VB&M: Quais as características dos livros de História desse mesmo selo, A Ferro e Aço?
AA: Os livros de História da A Ferro e Aço podem e devem contemplar qualquer época e qualquer vertente do passado. Contudo, este segmento do projeto editorial tem sido ainda pouco explorado, com uma média de um título a cada dois anos por questões de gestão orçamental, com mais um no prelo e agendado para o próximo ano, mas também por optarmos por um investimento maior em cada livro, como no caso de “Entre a Espada e a Parede – Vitória e Derrota em 1918” de David Stevenson, uma obra exaustiva e profunda, escrita por um historiador americano de renome e traduzida por um tradutor premiado que já tinha colaborado connosco anteriormente.
Por mero acaso, até à data, os nossos títulos de História versam sobre a Primeira e a Segunda Guerra Mundial, o que fez sentido devido a termos atravessado há uns anos o centenário do início da I Guerra e os 75 anos do início da II Guerra em 2014, e do final da II Guerra em 2020.
Mas um dos objetivos para os próximos dois anos é expandir o catálogo desta coleção para uma maior quantidade e diversidade de títulos do género.
VB&M: O HOMEM QUE ODIAVA MACHADO DE ASSIS é o primeiro título de literatura brasileira contemporânea que você contrata? O que lhe atraiu no romance de José Almeida Jr?

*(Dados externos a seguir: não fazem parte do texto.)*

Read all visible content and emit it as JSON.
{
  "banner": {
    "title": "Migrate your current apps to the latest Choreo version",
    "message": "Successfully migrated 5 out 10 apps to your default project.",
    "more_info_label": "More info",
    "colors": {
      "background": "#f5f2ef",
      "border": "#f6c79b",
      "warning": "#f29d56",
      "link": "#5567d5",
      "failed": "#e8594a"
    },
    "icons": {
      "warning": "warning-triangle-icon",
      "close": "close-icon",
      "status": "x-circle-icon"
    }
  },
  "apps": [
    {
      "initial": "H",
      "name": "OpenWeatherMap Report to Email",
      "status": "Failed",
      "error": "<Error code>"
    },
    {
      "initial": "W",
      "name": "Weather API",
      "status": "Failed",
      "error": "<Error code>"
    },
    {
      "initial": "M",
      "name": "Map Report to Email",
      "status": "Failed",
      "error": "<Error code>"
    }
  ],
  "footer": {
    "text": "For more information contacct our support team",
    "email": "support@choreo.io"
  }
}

AA: O HOMEM QUE ODIAVA MACHADO DE ASSIS é o terceiro título de literatura brasileira contemporânea que contratamos, todos eles para o selo Narrativa, sendo que os dois primeiros títulos (um publicado e outro no prelo) são da autoria do escritor de Rio Grande do Sul, Sinval Medina, um autor e ex-jornalista com quem tive a honra de estabelecer uma bela amizade e de cuja escrita sou fã incondicional.
José Almeida Jr. foi para mim uma surpresa muito agradável, pois para além de escrever uma história que gira em torno de Machado de Assis (que também publicamos na Narrativa), tem o dom de nos transportar para os anos de 1800 com uma mestria bastante semelhante à do próprio Machado de Assis. Este foi um daqueles manuscritos que avaliei com um prazer imenso e que não consegui deixar de ler. O facto de este ser o seu primeiro romance escrito (e o segundo publicado) revela uma capacidade superior para desenvolver e contar uma história. Acredito que este título vai ser muito bem recebido pelo público português e também pela crítica, à semelhança do que aconteceu no Brasil, e que irá valorizar imenso o catálogo de literatura da Narrativa.
VB&M: Como a obra do clássico americano Kurt Vonnegut pode se integrar ao seu catálogo?
AA: Kurt Vonnegut é um autor intemporal que, na minha opinião, se integra muito facilmente em qualquer catálogo que tenha por base uma escrita de qualidade de fundo ensaístico, como no caso das obras que iremos publicar, IF THIS ISN’T NICE, WHAT IS?”, GOD BLESS YOU, DR. KEVORKIAN e A MAN WITHOUT A COUNTRY. Integrados na coleção Ensaio, estes títulos de não-ficção encaixam na perfeição no selo da Narrativa, a par de grandes nomes da ficção literária internacional. Estas obras, que há muito não estão publicadas em Portugal, irão dar a oportunidade a velhos leitores de reler algumas das principais obras do autor e a novos autores de conhecer um dos ícones mais influentes do nosso tempo.
VB&M: Quais leituras mais o influenciaram a seguir a carreira de editor?
AA: Sem dúvida que a leitura que mais me influenciou foi “A Casa da Rússia”, de John le Carré. Não me revejo no editor Scott Blair, mas algo despertou em mim enquanto lia o livro. Muito antes de o terminar, já estava decidido. Ia fundar uma editora.